In my last article, I wrote about lessons learned from Hurricane Ian. We were very fortunate to have been spared the worst of that storm.
While Hurricane Matthew in 2016 was more of an event for us, it also could have been worse.
When will the big one hit us head-on? As I wrote this article, yet another tropical storm was headed our way. At press time, however, we are finally out of hurricane season.
There are two natural elements that can mitigate damage from hurricanes. First is barrier islands. In addition to serving as a habitat and refuge for wildlife, barrier islands also protect the nearby coastline from severe storm damage – presuming that the marshes remain relatively undeveloped.

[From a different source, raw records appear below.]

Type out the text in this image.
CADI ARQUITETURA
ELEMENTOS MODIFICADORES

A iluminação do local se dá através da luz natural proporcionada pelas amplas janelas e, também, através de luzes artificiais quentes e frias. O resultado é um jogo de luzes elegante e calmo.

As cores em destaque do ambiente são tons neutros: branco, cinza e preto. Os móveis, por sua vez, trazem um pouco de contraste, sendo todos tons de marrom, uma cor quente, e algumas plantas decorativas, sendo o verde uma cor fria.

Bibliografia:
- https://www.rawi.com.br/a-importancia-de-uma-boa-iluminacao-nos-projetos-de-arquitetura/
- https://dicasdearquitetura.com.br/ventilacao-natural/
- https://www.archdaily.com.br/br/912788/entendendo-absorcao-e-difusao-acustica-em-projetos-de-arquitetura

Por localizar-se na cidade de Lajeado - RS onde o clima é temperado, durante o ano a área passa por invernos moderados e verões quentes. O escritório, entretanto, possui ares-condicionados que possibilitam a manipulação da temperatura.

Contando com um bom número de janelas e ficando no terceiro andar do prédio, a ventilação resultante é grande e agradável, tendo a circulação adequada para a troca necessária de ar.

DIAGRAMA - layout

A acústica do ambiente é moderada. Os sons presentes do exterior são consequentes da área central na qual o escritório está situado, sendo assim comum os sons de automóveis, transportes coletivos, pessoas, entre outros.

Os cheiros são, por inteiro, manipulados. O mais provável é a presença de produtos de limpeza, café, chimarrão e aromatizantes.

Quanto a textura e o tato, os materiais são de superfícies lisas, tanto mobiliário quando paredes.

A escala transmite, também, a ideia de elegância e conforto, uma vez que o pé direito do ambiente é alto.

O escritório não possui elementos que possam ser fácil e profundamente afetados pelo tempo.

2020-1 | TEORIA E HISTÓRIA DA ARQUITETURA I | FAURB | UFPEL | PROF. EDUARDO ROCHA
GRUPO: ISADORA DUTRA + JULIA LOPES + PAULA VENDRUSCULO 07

Pinckney Island is a good example of an undeveloped barrier island. Without it, a good part of Bluffton and Hilton Head Island would have experienced far greater damage during Matthew, and possibly even with Ian.
Pinckney Island broke some of the winds and wave action, which helped protect properties in our area.
Hilton Head Island is an example of a barrier island that has been extensively developed. It is not surprising that it sustains greater damage than the mainland when hurricanes or tropical storms strike our area.
The second mitigator of storm damage is the marsh grass surrounding barrier islands. Also called cordgrass, or salt grass (genus Spartina), it is one of the best natural ways of controlling erosion because its fibrous roots spread both deeply and quickly. This helps protect shorelines by binding the soil and reducing erosion.
Marsh grass also helps with dissipating wave energy and wave height from the shoreline and also reduces flooding farther inland.
So, what does all this mean?
Let’s say you own a home that is a mile or so from the shore, and it is at an elevation that does not require that you carry flood insurance (although that might be a good idea anyway).
If plans are made to further develop the shoreline with more homes, businesses, amenities, etc., the resulting removal of marsh grass will increase the chances of your home being flooded the next time a big storm heads our way.
Flooding will not only endanger your house, but it will also weaken surrounding trees, damaging the root system and washing away the soil all around trees, bushes and other plants. Undermined trees are also more likely to fall.
In many instances, plantings and shrubs need to be replaced because of damaged root systems. Otherwise, the next storm may further damage your property.
Mother Nature has given us a beautiful, pristine coastal paradise. She needs our help to keep it that way for future generations to enjoy.